Os dois paradigmas não são mutuamente exclusivos e possuem pontos de interseção. Alguns autores afirmam que a causalidade da rede de negócios cria a rede social (GRANOVETTER, 1985), já outros entendem que a existência de uma rede social possibilita o nascimento e crescimento das redes de negócios (CASTELLS, 1999). Quando o fenômeno analisado abrange serviços nos quais o governo tem maior participação, tais como bancários, de saúde, turismo e educação, os artigos utilizam tanto o conceito de uma rede social preexistente, como comunidades de bairros e outras associações, quanto o conceito de formação estratégica da rede (RUDBERG; OLHAGER, 2003; BALESTRIN; VARGAS, 2004; TÁLAMO; CARVALHO, 2004), incluindo os conceitos de supply chain (STEVENS, 1989). A rede social, nesses casos, é colocada como um pano de fundo que dá sentido e orientação para as relações comerciais. É essa a linha de raciocínio adotada neste trabalho.

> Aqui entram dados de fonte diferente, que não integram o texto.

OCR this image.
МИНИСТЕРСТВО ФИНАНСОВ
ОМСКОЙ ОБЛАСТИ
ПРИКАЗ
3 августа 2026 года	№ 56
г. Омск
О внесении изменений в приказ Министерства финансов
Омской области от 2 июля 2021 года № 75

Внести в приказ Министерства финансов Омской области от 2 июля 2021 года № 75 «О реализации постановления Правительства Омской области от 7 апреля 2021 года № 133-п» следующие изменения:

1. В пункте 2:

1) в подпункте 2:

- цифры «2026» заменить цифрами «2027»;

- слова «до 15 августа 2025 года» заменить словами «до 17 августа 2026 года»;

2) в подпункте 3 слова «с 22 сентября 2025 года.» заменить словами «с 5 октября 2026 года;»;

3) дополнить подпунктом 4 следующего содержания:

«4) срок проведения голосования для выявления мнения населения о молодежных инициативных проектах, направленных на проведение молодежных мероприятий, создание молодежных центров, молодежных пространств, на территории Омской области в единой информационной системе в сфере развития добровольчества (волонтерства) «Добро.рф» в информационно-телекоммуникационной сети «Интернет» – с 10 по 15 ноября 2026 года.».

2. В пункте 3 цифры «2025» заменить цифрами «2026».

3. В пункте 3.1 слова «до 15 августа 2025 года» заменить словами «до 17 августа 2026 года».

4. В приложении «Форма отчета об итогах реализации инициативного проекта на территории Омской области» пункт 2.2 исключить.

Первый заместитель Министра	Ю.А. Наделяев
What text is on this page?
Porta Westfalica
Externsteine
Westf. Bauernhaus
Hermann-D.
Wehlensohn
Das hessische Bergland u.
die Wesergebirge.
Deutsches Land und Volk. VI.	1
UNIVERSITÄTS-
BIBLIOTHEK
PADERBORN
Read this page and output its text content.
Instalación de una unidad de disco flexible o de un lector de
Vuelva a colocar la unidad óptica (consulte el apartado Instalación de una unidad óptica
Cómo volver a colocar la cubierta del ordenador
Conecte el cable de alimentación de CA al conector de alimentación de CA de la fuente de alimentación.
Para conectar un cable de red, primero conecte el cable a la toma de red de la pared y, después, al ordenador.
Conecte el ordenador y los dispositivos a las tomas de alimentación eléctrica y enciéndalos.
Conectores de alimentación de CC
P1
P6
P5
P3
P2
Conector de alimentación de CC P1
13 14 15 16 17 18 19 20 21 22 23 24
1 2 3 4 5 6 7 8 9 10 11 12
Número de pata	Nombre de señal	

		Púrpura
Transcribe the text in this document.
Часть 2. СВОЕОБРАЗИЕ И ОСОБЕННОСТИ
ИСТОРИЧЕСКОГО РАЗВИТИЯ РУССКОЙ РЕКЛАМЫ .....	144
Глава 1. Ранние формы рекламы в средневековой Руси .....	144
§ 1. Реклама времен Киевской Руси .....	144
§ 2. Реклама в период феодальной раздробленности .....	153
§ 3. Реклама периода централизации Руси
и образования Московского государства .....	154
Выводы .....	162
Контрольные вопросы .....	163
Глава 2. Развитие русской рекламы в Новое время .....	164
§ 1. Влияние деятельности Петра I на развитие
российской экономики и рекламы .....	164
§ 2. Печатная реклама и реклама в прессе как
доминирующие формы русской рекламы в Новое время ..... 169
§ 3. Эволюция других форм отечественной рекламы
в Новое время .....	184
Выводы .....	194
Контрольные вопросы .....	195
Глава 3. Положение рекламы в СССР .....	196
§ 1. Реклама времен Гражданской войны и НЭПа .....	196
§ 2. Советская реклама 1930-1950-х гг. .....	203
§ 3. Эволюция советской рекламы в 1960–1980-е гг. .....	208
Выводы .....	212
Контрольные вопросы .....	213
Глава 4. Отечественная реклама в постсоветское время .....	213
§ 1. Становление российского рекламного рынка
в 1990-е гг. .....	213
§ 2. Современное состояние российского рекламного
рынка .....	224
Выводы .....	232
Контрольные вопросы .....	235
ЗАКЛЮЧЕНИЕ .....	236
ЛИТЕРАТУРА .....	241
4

O nó é o conceito central nos dois paradigmas. O nó é a estrutura de relação entre dois ou mais atores que pode conter e revelar aspectos sociais e comerciais importantes da rede. Conforme Freeman (1989), existem vários modos de investigar redes, mas a unidade mínima de análise é o nó, que é a ligação entre dois atores. Rowley (1997), ao ratificar a multiplicidade de atores nas redes, destaca a necessidade de se partir de uma díade e afirma que os estudos de redes devem entender como a relação entre dois ou mais atores constitui o pano de fundo das transações de negócios e estrutura essas transações. Segundo Recuero (2004), a teoria dos grafos constitui a base para as pesquisas das estruturas sociais numa visão sistêmica, e a unidade de análise pode ser a relação entre dois ou mais atores. Existe, portanto, entendimento de que a análise do nó implica a possibilidade de se criarem afirmativas sobre a rede. A pesquisa bibliográfica revelou os seguintes fatores comuns presentes num nó, os quais são relatados por autores de redes frequentemente referenciados, como Tichy, Tushman e Fombrun (1979), Nohria e Eccles (1992) e Gulati e Gargiulo (1999):
A. Variáveis relativas ao fator conteúdo transacional, que se referem ao que transita entre dois ou mais atores: 1. expressões de afeto; 2. expressões de força e poder; 3. fluxo de informações, produtos e/ou serviços.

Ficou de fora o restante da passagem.